A Nation of Veterans is an important contribution not just to policy history or the history of social movements
but also to the understanding of the importance and conflicted nature of America's relationship with its
veterans...Burtin has shown that easy understandings of military service, patriotism, and American politics are
not sufficient to truly explain the importance of the veteran to American politics and culture.
"A Nation of Veterans completely recasts the history of veterans' politics and benefits in the United States. While historians have long explained the remarkable success of the GI Bill and the Veterans Administration's vast post-WWII programs as easy political consensus, Olivier Burtin shows us they are the result of hard-fought political struggle and by no means foreordained. From the interwar years through the 1960s, a highly mobilized, multi-layered veterans' movement fought off critics and doubters to build a vast, exclusionary support system for mostly white male veterans. And while the veterans' movement itself declined in the 1970s, martial citizenship and military welfare lived on, stronger than ever. A Nation of Veterans is a book historians of war and welfare must read."-- "Jennifer Mittelstadt, author of The Rise of Military Welfare State"

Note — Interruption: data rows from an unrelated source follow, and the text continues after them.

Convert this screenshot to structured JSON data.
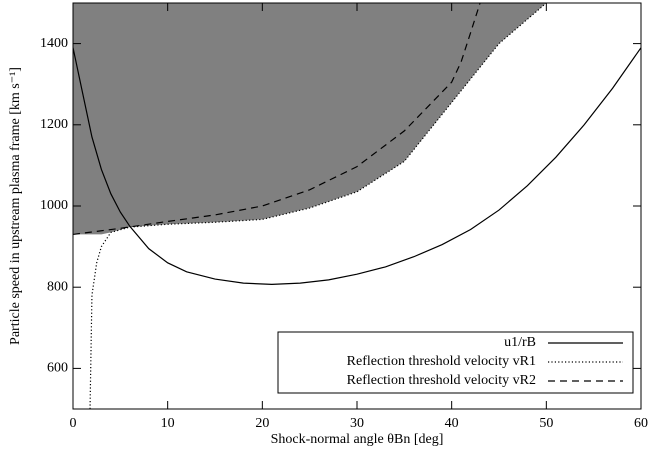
{
  "chart_data": {
    "type": "line",
    "xlabel": "Shock-normal angle θBn [deg]",
    "ylabel": "Particle speed in upstream plasma frame [km s⁻¹]",
    "xlim": [
      0,
      60
    ],
    "ylim": [
      500,
      1500
    ],
    "xticks": [
      0,
      10,
      20,
      30,
      40,
      50,
      60
    ],
    "yticks": [
      600,
      800,
      1000,
      1200,
      1400
    ],
    "shade_color": "#808080",
    "legend": "lower right",
    "series": [
      {
        "name": "u1/rB",
        "color": "#000000",
        "style": "solid",
        "x": [
          0,
          1,
          2,
          3,
          4,
          5,
          6,
          8,
          10,
          12,
          15,
          18,
          21,
          24,
          27,
          30,
          33,
          36,
          39,
          42,
          45,
          48,
          51,
          54,
          57,
          60
        ],
        "values": [
          1390,
          1280,
          1170,
          1090,
          1030,
          985,
          950,
          895,
          860,
          838,
          820,
          810,
          807,
          810,
          818,
          832,
          850,
          875,
          905,
          942,
          990,
          1050,
          1120,
          1200,
          1290,
          1390
        ]
      },
      {
        "name": "Reflection threshold velocity vR1",
        "color": "#000000",
        "style": "dotted",
        "x": [
          1.8,
          2,
          2.5,
          3,
          4,
          6,
          10,
          15,
          20,
          25,
          30,
          35,
          40,
          45,
          50
        ],
        "values": [
          500,
          780,
          860,
          900,
          935,
          948,
          955,
          960,
          967,
          995,
          1035,
          1110,
          1255,
          1400,
          1500
        ]
      },
      {
        "name": "Reflection threshold velocity vR2",
        "color": "#000000",
        "style": "dashed",
        "x": [
          0,
          5,
          10,
          15,
          20,
          25,
          30,
          35,
          40,
          41,
          42,
          43
        ],
        "values": [
          930,
          945,
          962,
          978,
          1000,
          1040,
          1097,
          1185,
          1305,
          1355,
          1427,
          1500
        ]
      }
    ]
  }
}
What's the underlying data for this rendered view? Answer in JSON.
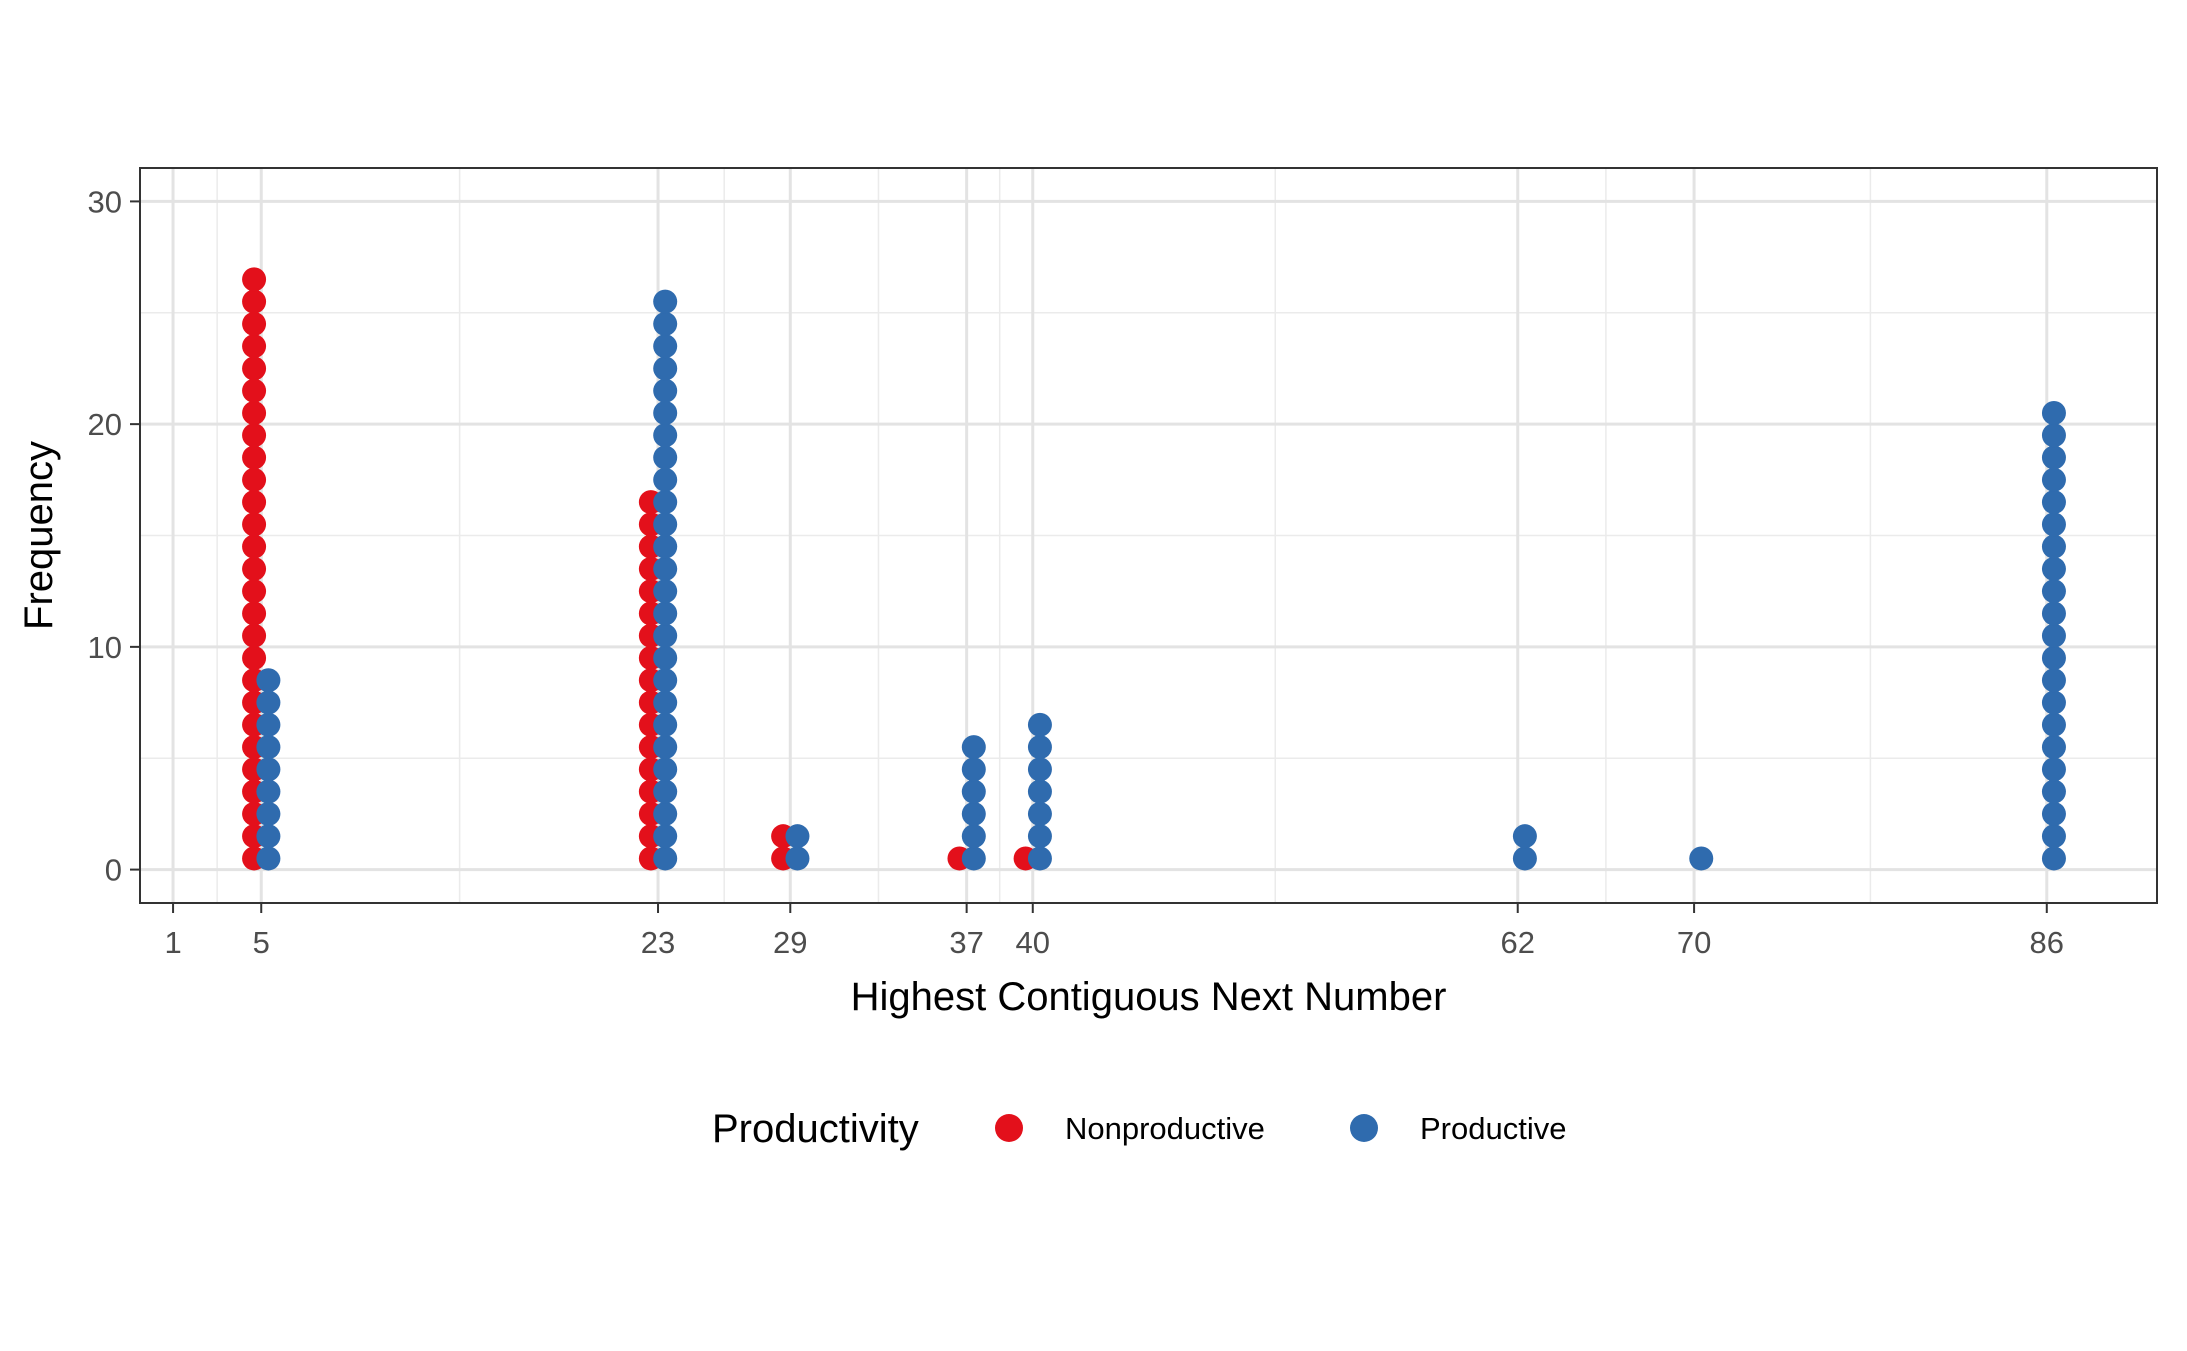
{
  "chart_data": {
    "type": "scatter",
    "subtype": "dot-plot",
    "xlabel": "Highest Contiguous Next Number",
    "ylabel": "Frequency",
    "xlim": [
      -0.5,
      91
    ],
    "ylim": [
      -1.5,
      31.5
    ],
    "x_ticks": [
      1,
      5,
      23,
      29,
      37,
      40,
      62,
      70,
      86
    ],
    "y_ticks": [
      0,
      10,
      20,
      30
    ],
    "grid": true,
    "legend": {
      "title": "Productivity",
      "position": "bottom"
    },
    "series": [
      {
        "name": "Nonproductive",
        "color": "#E3101B",
        "points": [
          {
            "x": 5,
            "count": 27
          },
          {
            "x": 23,
            "count": 17
          },
          {
            "x": 29,
            "count": 2
          },
          {
            "x": 37,
            "count": 1
          },
          {
            "x": 40,
            "count": 1
          }
        ]
      },
      {
        "name": "Productive",
        "color": "#2F6BAE",
        "points": [
          {
            "x": 5,
            "count": 9
          },
          {
            "x": 23,
            "count": 26
          },
          {
            "x": 29,
            "count": 2
          },
          {
            "x": 37,
            "count": 6
          },
          {
            "x": 40,
            "count": 7
          },
          {
            "x": 62,
            "count": 2
          },
          {
            "x": 70,
            "count": 1
          },
          {
            "x": 86,
            "count": 21
          }
        ]
      }
    ]
  }
}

"A Nation of Veterans offers unique close look at institutions and actors at the heart of important transformations in midcentury America, it gives attention to a major social movement which has been eclipsed only by its own success, and it offers a perspective on too-forgotten history of the politics of defense spending (broadly defined) and civil-military relations clearly relevant for their contrast to debates today that they largely shaped. In all, this work goes a long way in replacing myth with history about veterans in American society and the construction of the welfare state."-- "IdeAs"
"In this original, surprising, and compelling new book, Olivier Burtin reveals how America's veterans built one of the nation's most powerful social movements to create one of its most generous welfare systems. Based on exhaustive research and written with elegant prose, A Nation of Veterans offers a provocative and thoughtful perspective on the vast extent of America's warfare state."-- "Andrew Preston, author of Sword of the Spirit, Shield of Faith: Religion in American War and Diplomacy"
"Why does the United States have a separate--and more generous--welfare system for military veterans? Why are veterans' benefits widely understood as the nation's payment of a 'sacred and inviolable debt'? In this carefully researched and clearly argued work, Olivier Burtin offers an historical answer, one grounded (as good histories so often are) in contingency and in conflict. A Nation of Veterans is essential reading for anyone interested in American social policy or civil-military relations in the United States."-- "Beth Bailey, author of America's Army: Making the All-Volunteer Force"
About the Author
Olivier Burtin is Associate Professor of U.S. History and Civilization at the University of Amiens, France.